11. Limitation of Liability

LassoSoft'S LIABILITY WITH REGARD TO THIS AGREEMENT OR THE LassoSoft PRODUCTS WILL NOT INCLUDE CONSEQUENTIAL, INCIDENTAL, SPECIAL OR OTHER INDIRECT DAMAGES SUCH AS LOST PROFITS, EVEN IF LassoSoft HAS KNOWLEDGE OF THE LIKELIHOOD OF SUCH DAMAGES. In no event shall LassoSoft's or its licensors' total liability for all damages, losses, and causes of action (whether in contract, tort negligence or otherwise) exceed the amount paid by you for the current year's LPA membership fee.

12. Disclaimer of Warranty

OTHER THAN AS SET FORTH IN THE APPLICABLE END-USER LICENSE, LassoSoft DISCLAIMS ALL EXPRESS AND IMPLIED WARRANTIES WITH REGARD TO THE LassoSoft PRODUCTS, SERVICES AND MATERIALS, INCLUDING WARRANTIES OF MERCHANTABILITY, FITNESS FOR A PARTICULAR PURPOSE AND NONINFRINGMENT.

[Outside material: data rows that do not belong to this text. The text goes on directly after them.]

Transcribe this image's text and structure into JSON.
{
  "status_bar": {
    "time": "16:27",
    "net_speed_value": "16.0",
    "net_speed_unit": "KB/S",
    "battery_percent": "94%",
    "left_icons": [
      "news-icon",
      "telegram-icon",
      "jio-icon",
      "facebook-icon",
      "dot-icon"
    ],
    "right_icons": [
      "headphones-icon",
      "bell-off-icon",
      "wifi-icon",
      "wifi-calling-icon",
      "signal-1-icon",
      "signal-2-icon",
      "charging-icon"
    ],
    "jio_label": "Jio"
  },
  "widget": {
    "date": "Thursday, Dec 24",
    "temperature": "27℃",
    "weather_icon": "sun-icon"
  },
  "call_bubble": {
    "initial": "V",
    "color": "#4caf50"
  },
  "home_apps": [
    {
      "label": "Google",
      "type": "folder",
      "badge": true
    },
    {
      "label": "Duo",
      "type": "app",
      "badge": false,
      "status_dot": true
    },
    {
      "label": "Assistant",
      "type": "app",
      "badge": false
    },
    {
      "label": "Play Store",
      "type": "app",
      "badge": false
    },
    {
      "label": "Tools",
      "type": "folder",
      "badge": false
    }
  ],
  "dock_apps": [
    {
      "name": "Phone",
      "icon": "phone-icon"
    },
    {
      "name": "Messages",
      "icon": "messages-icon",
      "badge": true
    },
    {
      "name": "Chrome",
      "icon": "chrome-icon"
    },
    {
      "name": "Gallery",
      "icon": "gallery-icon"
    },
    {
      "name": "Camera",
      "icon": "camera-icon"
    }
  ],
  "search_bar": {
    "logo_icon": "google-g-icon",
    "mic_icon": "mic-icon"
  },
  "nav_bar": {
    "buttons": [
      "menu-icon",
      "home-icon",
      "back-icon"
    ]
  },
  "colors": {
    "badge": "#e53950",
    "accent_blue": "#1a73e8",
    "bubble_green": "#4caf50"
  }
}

13. Independent Contractors

The relationship between you and LassoSoft established by this Agreement is that of independent contractors and nothing contained in this Agreement, including use of the term "Partner," shall be construed to (i) constitute the parties as partners, joint venturers, co-owners or otherwise as participants in a joint or common undertaking, or (ii) allow you to create or assume any obligation on behalf of LassoSoft for any purpose whatsoever. You acknowledge that you are an independent contractor without authority to bind LassoSoft by contract or otherwise, and neither you nor your employees and agents are agents, employees or partners of LassoSoft. All financial obligations associated with your business are your sole responsibility, and all sales and other agreements between you and your customers are your exclusive responsibility.

14. General

This Agreement supersedes all previous agreements and representations on behalf of the parties. This Agreement may not be changed, terminated or amended except in writing. LassoSoft's failure or delay in exercising any of its rights will not constitute a waiver of such rights unless expressly waived in writing. You may not assign this Agreement without LassoSoft's prior written approval. This Agreement shall be governed by the laws of the United States and the State of Washington. If a court of law finds any provision of this Agreement unenforceable, the parties agree to replace the offending provision with an enforceable provision that most nearly achieves the intent and economic effect of the unenforceable provision. The English language version of this Agreement controls when interpreting this Agreement. Any notice provided hereunder must be in writing and will be deemed given upon the earlier of actual receipt or five (5) days after being sent by first-class mail, return receipt requested, to the appropriate address set forth in the application for the Program, as such address may be changed by written notice.